EDIT: If the long SMART succeeds then reseat/replace cables and other connectors. Try a different slot and test RAM and maybe a different computer or try different drive.

EDIT2: nvme device-self-test --help
 
Last edited:
I tried this but it doesn't look like SMART supports nvme drives. I just ended up wiping the drive and starting over. If it keeps happening I'll replace the drive or computer.
 
What's the drive model? You can find it via smartctl -i /dev/nvme... or nvme list or lsblk -do+MODEL,SERIAL.
The SMART data of it would be interesting too. You can use smartctl -A /dev/nvme... or nvme smart-log /dev/nvme....
Try to run update-smart-drivedb first.
 
Last edited:
The model is CT1000P3PSSD8. Here is the output of smartctl:

Also, I installed proxmox on the second hard drive that I bought to see if it still crashes. I'll keep an eye on it overnight and check tomorrow.

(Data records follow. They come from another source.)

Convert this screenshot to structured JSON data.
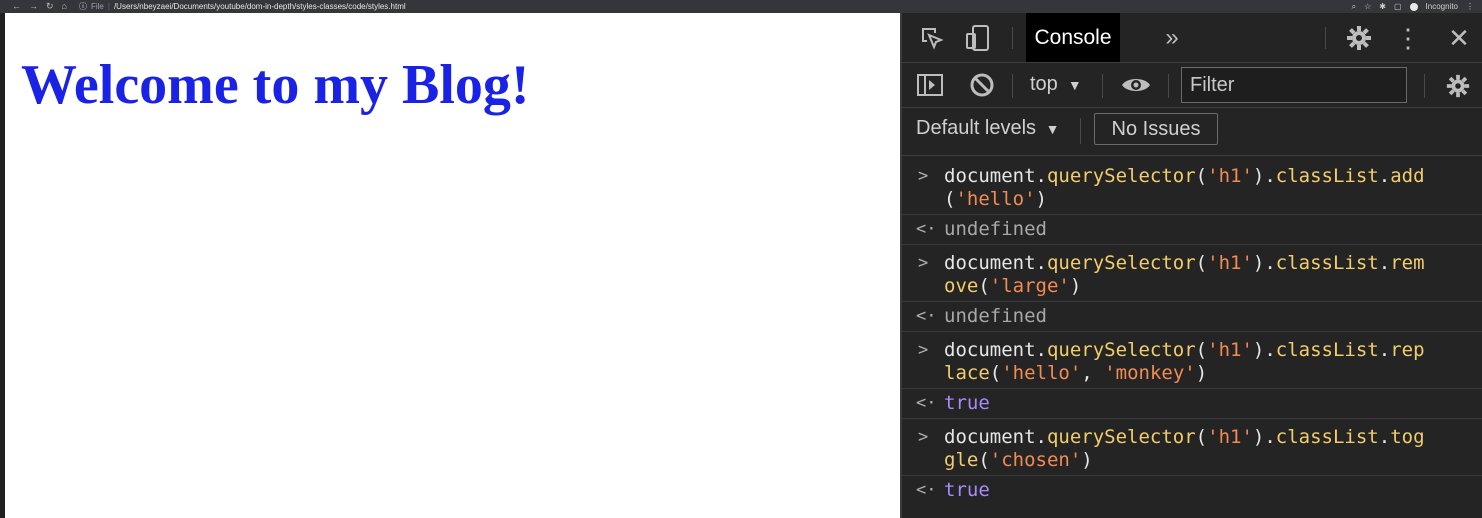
{
  "browser": {
    "file_label": "File",
    "url": "/Users/nbeyzaei/Documents/youtube/dom-in-depth/styles-classes/code/styles.html",
    "incognito_label": "Incognito"
  },
  "page": {
    "heading": "Welcome to my Blog!"
  },
  "devtools": {
    "active_tab": "Console",
    "context": "top",
    "filter_placeholder": "Filter",
    "levels_label": "Default levels",
    "issues_label": "No Issues",
    "entries": [
      {
        "cmd": {
          "obj": "document.",
          "m1": "querySelector",
          "a1": "(",
          "s1": "'h1'",
          "a2": ").",
          "m2": "classList",
          "a3": ".",
          "m3a": "add",
          "m3b": "",
          "a4": "(",
          "s2": "'hello'",
          "a5": ")"
        },
        "result": "undefined"
      },
      {
        "cmd": {
          "obj": "document.",
          "m1": "querySelector",
          "a1": "(",
          "s1": "'h1'",
          "a2": ").",
          "m2": "classList",
          "a3": ".",
          "m3a": "rem",
          "m3b": "ove",
          "a4": "(",
          "s2": "'large'",
          "a5": ")"
        },
        "result": "undefined"
      },
      {
        "cmd": {
          "obj": "document.",
          "m1": "querySelector",
          "a1": "(",
          "s1": "'h1'",
          "a2": ").",
          "m2": "classList",
          "a3": ".",
          "m3a": "rep",
          "m3b": "lace",
          "a4": "(",
          "s2": "'hello'",
          "a5": ", ",
          "s3": "'monkey'",
          "a6": ")"
        },
        "result": "true"
      },
      {
        "cmd": {
          "obj": "document.",
          "m1": "querySelector",
          "a1": "(",
          "s1": "'h1'",
          "a2": ").",
          "m2": "classList",
          "a3": ".",
          "m3a": "tog",
          "m3b": "gle",
          "a4": "(",
          "s2": "'chosen'",
          "a5": ")"
        },
        "result": "true"
      }
    ]
  },
  "colors": {
    "heading": "#1a22e6",
    "method": "#f2cd6b",
    "string": "#f28b54",
    "boolean": "#a78bfa"
  }
}
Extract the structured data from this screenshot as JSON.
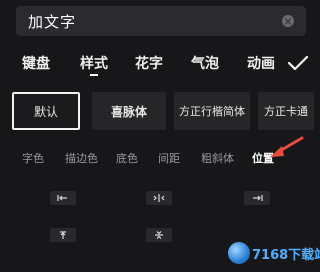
{
  "input": {
    "value": "加文字"
  },
  "tabs": [
    {
      "label": "键盘"
    },
    {
      "label": "样式"
    },
    {
      "label": "花字"
    },
    {
      "label": "气泡"
    },
    {
      "label": "动画"
    }
  ],
  "fonts": [
    {
      "label": "默认"
    },
    {
      "label": "喜脉体"
    },
    {
      "label": "方正行楷简体"
    },
    {
      "label": "方正卡通"
    }
  ],
  "subtabs": [
    {
      "label": "字色"
    },
    {
      "label": "描边色"
    },
    {
      "label": "底色"
    },
    {
      "label": "间距"
    },
    {
      "label": "粗斜体"
    },
    {
      "label": "位置"
    }
  ],
  "watermark": {
    "brand": "7168下载站"
  },
  "colors": {
    "background": "#17171a",
    "arrow": "#e84b3c",
    "card": "#262629"
  }
}
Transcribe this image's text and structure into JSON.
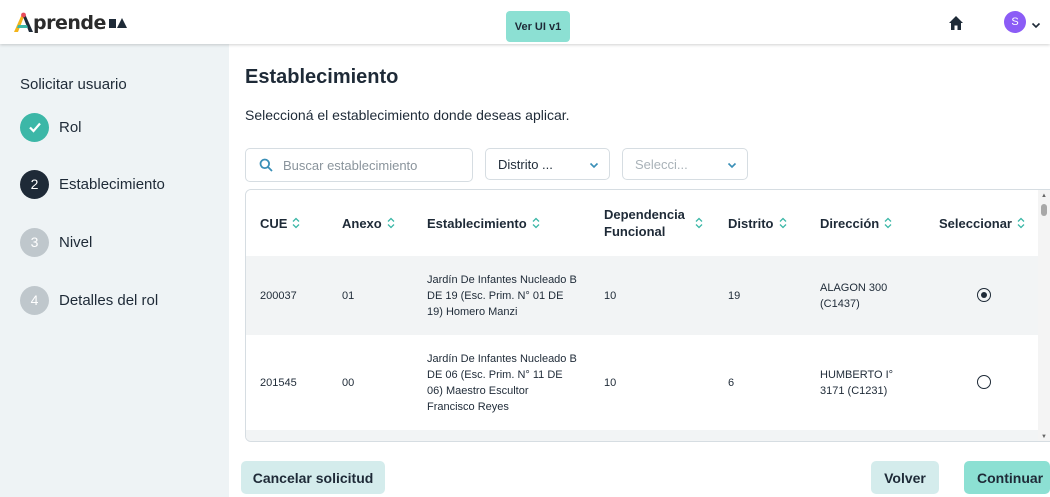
{
  "header": {
    "logo_text": "prende",
    "logo_suffix": "BA",
    "version_button": "Ver UI v1",
    "avatar_initial": "S",
    "colors": {
      "accent": "#8ce0d3",
      "avatar": "#8b5cf6",
      "text": "#1e2a37"
    }
  },
  "sidebar": {
    "title": "Solicitar usuario",
    "steps": [
      {
        "number": "✓",
        "label": "Rol",
        "state": "done"
      },
      {
        "number": "2",
        "label": "Establecimiento",
        "state": "active"
      },
      {
        "number": "3",
        "label": "Nivel",
        "state": "pending"
      },
      {
        "number": "4",
        "label": "Detalles del rol",
        "state": "pending"
      }
    ]
  },
  "main": {
    "title": "Establecimiento",
    "subtitle": "Seleccioná el establecimiento donde deseas aplicar.",
    "search": {
      "placeholder": "Buscar establecimiento",
      "value": ""
    },
    "filters": {
      "distrito": "Distrito ...",
      "other": "Selecci..."
    },
    "table": {
      "columns": [
        "CUE",
        "Anexo",
        "Establecimiento",
        "Dependencia Funcional",
        "Distrito",
        "Dirección",
        "Seleccionar"
      ],
      "column_dependencia_lines": [
        "Dependencia",
        "Funcional"
      ],
      "rows": [
        {
          "cue": "200037",
          "anexo": "01",
          "establecimiento_lines": [
            "Jardín De Infantes Nucleado B",
            "DE 19 (Esc. Prim. N° 01 DE",
            "19) Homero Manzi"
          ],
          "dependencia": "10",
          "distrito": "19",
          "direccion_lines": [
            "ALAGON 300",
            "(C1437)"
          ],
          "selected": true
        },
        {
          "cue": "201545",
          "anexo": "00",
          "establecimiento_lines": [
            "Jardín De Infantes Nucleado B",
            "DE 06 (Esc. Prim. N° 11 DE",
            "06) Maestro Escultor",
            "Francisco Reyes"
          ],
          "dependencia": "10",
          "distrito": "6",
          "direccion_lines": [
            "HUMBERTO I°",
            "3171 (C1231)"
          ],
          "selected": false
        }
      ]
    }
  },
  "footer": {
    "cancel": "Cancelar solicitud",
    "back": "Volver",
    "continue": "Continuar"
  }
}
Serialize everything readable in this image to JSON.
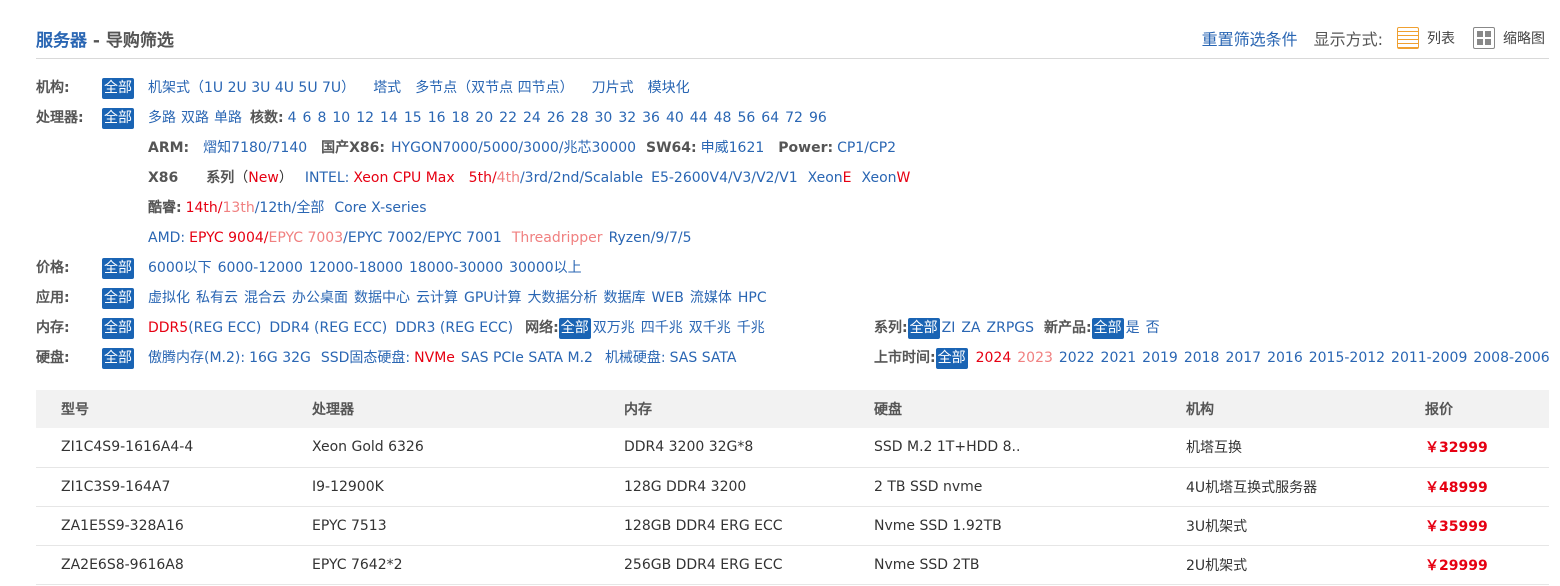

=== START OF SMART DATA SECTION ===
SMART/Health Information (NVMe Log 0x02)
Critical Warning: 0x00
Temperature: 37 Celsius
Available Spare: 100%
Available Spare Threshold: 5%
Percentage Used: 0%
Data Units Read: 67,064 [34.3 GB]
Data Units Written: 163,246 [83.5 GB]
Host Read Commands: 794,402
Host Write Commands: 1,097,745
Controller Busy Time: 4
Power Cycles: 22
Power On Hours: 50
Unsafe Shutdowns: 4
Media and Data Integrity Errors: 0
Error Information Log Entries: 0
Warning Comp. Temperature Time: 0
Critical Comp. Temperature Time: 0
Temperature Sensor 1: 37 Celsius
 
It's a QLC drive and from what I've read not a very good one. Might work okay with the default LVM-Thin though. Beside the Unsafe Shutdowns the values look okay to me. I'd also check for a firmware update and as mentioned monitor drive temperature under load and do a self test.
To monitor other temperatures you can use something like watch -c -d -n1 sensors. Run apt install lm-sensors first.
 
Last edited:
I've never updated the firmware for an SSD before, how do I do that? Also, I tried running SMART test and it didn't seem to do anything. I ran `nvme device-self-test /dev/nvme0n1 -s 1` and all the results are 0xf, what does that mean?
 
Not every vendor provides firmware though that and you have to download their tool. Seems like there are none for those models though.